Is there a way to convert from ped PLINK format into HapMap genotype format? I've got PED PLINK files that I want to analyse with a program that requires HapMap genotype format (the examples below are from HapMap, so I am guessing it's doable to convert them):
From this example file ([...]
means more of the same):
wget -qO- ftp://ftp.ncbi.nlm.nih.gov/hapmap/genotypes/2009-01_phaseIII/plink_format/hapmap3_r2_b36_fwd.consensus.qc.poly.ped.bz2 | bunzip2 -c | head -n 1 | less
2427 NA19919 NA19908 NA19909 1 -9 C C C C C C A A G G G G C C T T G G [...] A A
To this file format ([...]
means more of the same):
wget -qO- ftp://ftp.ncbi.nlm.nih.gov/hapmap/genotypes/2009-01_phaseIII/hapmap_format/consensus/genotypes_chr10_ASW_phase3.2_consensus.b36_fwd.txt.gz | gunzip -c | head
center protLSID assayLSID panelLSID QCcode NA19625 NA19700 NA19701 NA19702 NA19703 NA19704 [...] NA20364
rs12255619 A/C chr10 88481 + ncbi_b36 bbs urn:lsid:bbs.hapmap.org:Protocol:Phase3_Draft1:1 urn:lsid:bbs.hapmap.org:Assay:Phase3_Draft1_rs12255619:1 urn:lsid:dcc.hapmap.org:Panel:US_African-30-trios:3 QC+ AA AA AC AA AA AA [...] AA
For more details on the HapMap format:
-HapMap file format:
The current release consists of text-table files only, with the following columns:
Col1: refSNP rs# identifier at the time of release (NB: it might merge
with another rs# in the future)
Col2: SNP alleles according to dbSNP
Col3: chromosome that SNP maps to
Col4: chromosome position of SNP, in basepairs on reference sequence
Col5: strand of reference sequence that SNP maps to
Col6: version of reference sequence assembly (currently NCBI build36)
Col7: HapMap genotyping center that produced the genotypes
Col8: LSID for HapMap protocol used for genotyping
Col9: LSID for HapMap assay used for genotyping
Col10: LSID for panel of individuals genotyped
Col11: QC-code, currently 'QC+' for all entries (for future use)
Col12 and on: observed genotypes of samples, one per column, sample
identifiers in column headers (Coriell catalog numbers, example:
NA10847).
Hi Pierre,
Have you ever try paraHaplo software?

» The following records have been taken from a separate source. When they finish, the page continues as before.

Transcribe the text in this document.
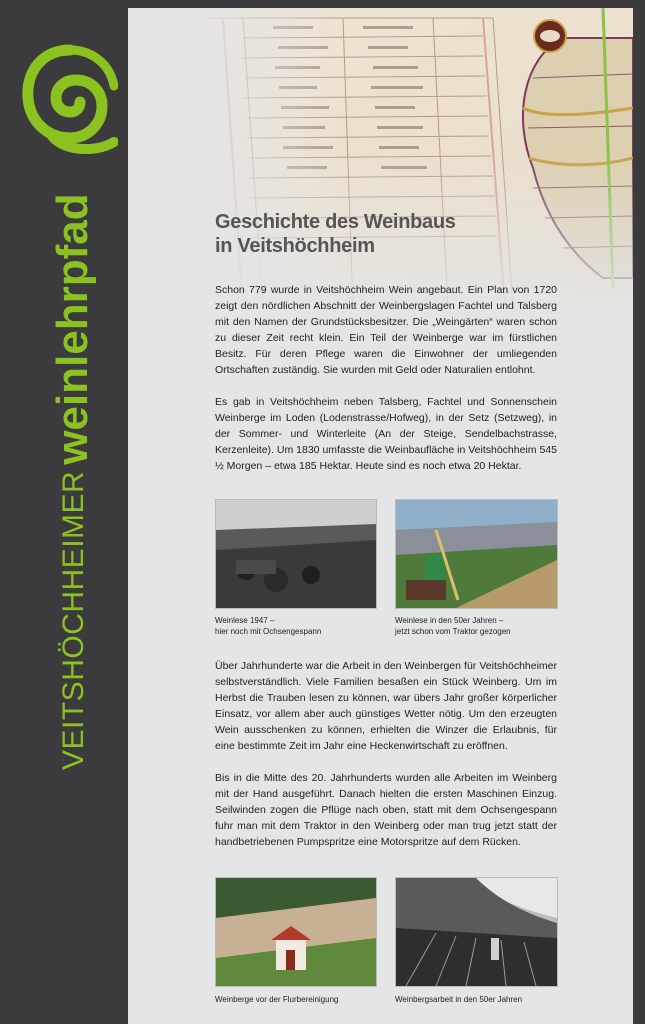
VEITSHÖCHHEIMERweinlehrpfad	Geschichte des Weinbaus
in Veitshöchheim

Schon 779 wurde in Veitshöchheim Wein angebaut. Ein Plan von 1720 zeigt den nördlichen Abschnitt der Weinbergslagen Fachtel und Talsberg mit den Namen der Grundstücksbesitzer. Die „Weingärten“ waren schon zu dieser Zeit recht klein. Ein Teil der Weinberge war im fürstlichen Besitz. Für deren Pflege waren die Einwohner der umliegenden Ortschaften zuständig. Sie wurden mit Geld oder Naturalien entlohnt.

Es gab in Veitshöchheim neben Talsberg, Fachtel und Sonnenschein Weinberge im Loden (Lodenstrasse/Hofweg), in der Setz (Setzweg), in der Sommer- und Winterleite (An der Steige, Sendelbachstrasse, Kerzenleite). Um 1830 umfasste die Weinbaufläche in Veitshöchheim 545 ½ Morgen – etwa 185 Hektar. Heute sind es noch etwa 20 Hektar.

Weinlese 1947 –
hier noch mit Ochsengespann
Weinlese in den 50er Jahren –
jetzt schon vom Traktor gezogen

Über Jahrhunderte war die Arbeit in den Weinbergen für Veitshöchheimer selbstverständlich. Viele Familien besaßen ein Stück Weinberg. Um im Herbst die Trauben lesen zu können, war übers Jahr großer körperlicher Einsatz, vor allem aber auch günstiges Wetter nötig. Um den erzeugten Wein ausschenken zu können, erhielten die Winzer die Erlaubnis, für eine bestimmte Zeit im Jahr eine Heckenwirtschaft zu eröffnen.

Bis in die Mitte des 20. Jahrhunderts wurden alle Arbeiten im Weinberg mit der Hand ausgeführt. Danach hielten die ersten Maschinen Einzug. Seilwinden zogen die Pflüge nach oben, statt mit dem Ochsengespann fuhr man mit dem Traktor in den Weinberg oder man trug jetzt statt der handbetriebenen Pumpspritze eine Motorspritze auf dem Rücken.

Weinberge vor der Flurbereinigung	Weinbergsarbeit in den 50er Jahren
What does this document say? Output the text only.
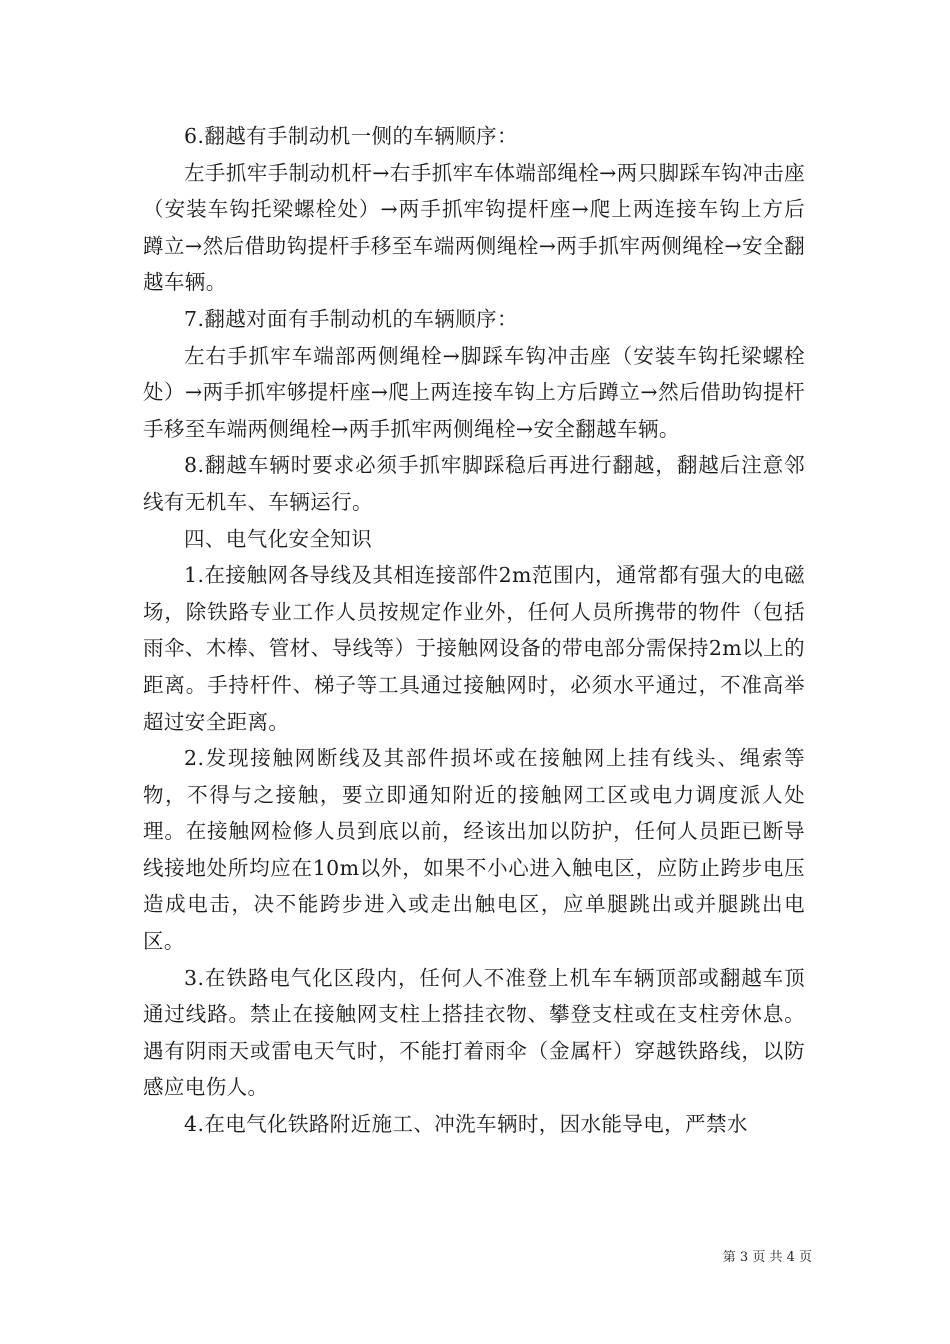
6.翻越有手制动机一侧的车辆顺序：

左手抓牢手制动机杆→右手抓牢车体端部绳栓→两只脚踩车钩冲击座（安装车钩托梁螺栓处）→两手抓牢钩提杆座→爬上两连接车钩上方后蹲立→然后借助钩提杆手移至车端两侧绳栓→两手抓牢两侧绳栓→安全翻越车辆。

7.翻越对面有手制动机的车辆顺序：

左右手抓牢车端部两侧绳栓→脚踩车钩冲击座（安装车钩托梁螺栓处）→两手抓牢够提杆座→爬上两连接车钩上方后蹲立→然后借助钩提杆手移至车端两侧绳栓→两手抓牢两侧绳栓→安全翻越车辆。

8.翻越车辆时要求必须手抓牢脚踩稳后再进行翻越，翻越后注意邻线有无机车、车辆运行。

四、电气化安全知识

1.在接触网各导线及其相连接部件2m范围内，通常都有强大的电磁场，除铁路专业工作人员按规定作业外，任何人员所携带的物件（包括雨伞、木棒、管材、导线等）于接触网设备的带电部分需保持2m以上的距离。手持杆件、梯子等工具通过接触网时，必须水平通过，不准高举超过安全距离。

2.发现接触网断线及其部件损坏或在接触网上挂有线头、绳索等物，不得与之接触，要立即通知附近的接触网工区或电力调度派人处理。在接触网检修人员到底以前，经该出加以防护，任何人员距已断导线接地处所均应在10m以外，如果不小心进入触电区，应防止跨步电压造成电击，决不能跨步进入或走出触电区，应单腿跳出或并腿跳出电区。

3.在铁路电气化区段内，任何人不准登上机车车辆顶部或翻越车顶通过线路。禁止在接触网支柱上搭挂衣物、攀登支柱或在支柱旁休息。遇有阴雨天或雷电天气时，不能打着雨伞（金属杆）穿越铁路线，以防感应电伤人。

4.在电气化铁路附近施工、冲洗车辆时，因水能导电，严禁水

第 3 页 共 4 页
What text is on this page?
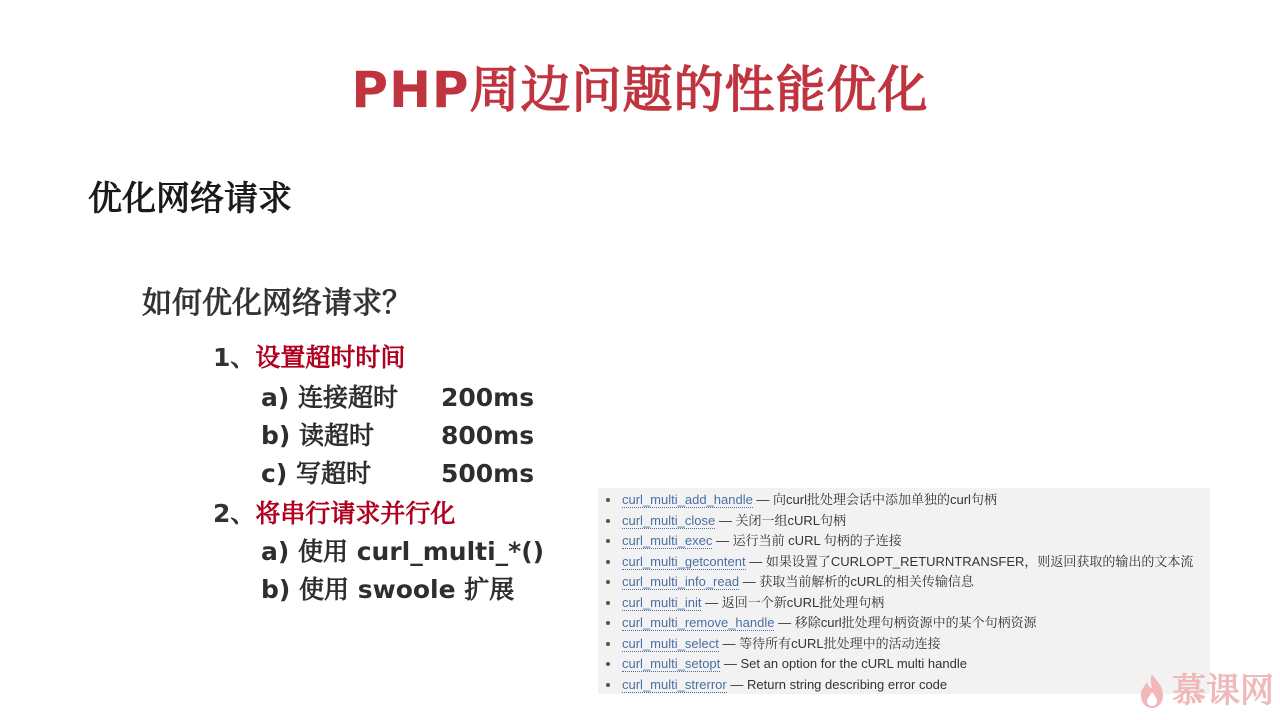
PHP周边问题的性能优化
优化网络请求
如何优化网络请求？
1、设置超时时间
a) 连接超时 200ms
b) 读超时	800ms
c) 写超时	500ms
2、将串行请求并行化
a) 使用 curl_multi_*()
b) 使用 swoole 扩展
curl_multi_add_handle — 向curl批处理会话中添加单独的curl句柄
curl_multi_close — 关闭一组cURL句柄
curl_multi_exec — 运行当前 cURL 句柄的子连接
curl_multi_getcontent — 如果设置了CURLOPT_RETURNTRANSFER，则返回获取的输出的文本流
curl_multi_info_read — 获取当前解析的cURL的相关传输信息
curl_multi_init — 返回一个新cURL批处理句柄
curl_multi_remove_handle — 移除curl批处理句柄资源中的某个句柄资源
curl_multi_select — 等待所有cURL批处理中的活动连接
curl_multi_setopt — Set an option for the cURL multi handle
curl_multi_strerror — Return string describing error code	慕课网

I would like to use it because of its capabality to multiprocessing with MPI. I have used your script converttpedto_hapmap.pl to convert my tped data file to hapmap format but I meet a problem.
When I'm trying to run the haplotypePhasing module with command "../../src/SNP/bin/haplotypePhasing.exe ../../data/test.tped.hapmap hblockdef.txt phasedout_test.txt 1 9331"
I have got such error "input file open error! FileName:phasedouttest.txt_output0"
Unfortunately I dont know what could be a real problem. Maybe it is paraHaplo problem or hapMap format generated by your scritp. So, I wondering if you have any experience with paraHaplo?
The files could also come from a vcf source:
~/src/tabix-0.2.6/bgzip -c test.100000.vcf > test.100000.vcf.gz ~/src/vcftools_0.1.8a/bin/vcftools --gzvcf test.100000.vcf.gz --plink-tped
Then converting the tped files into hapmap could be done with the answers in this biostar question.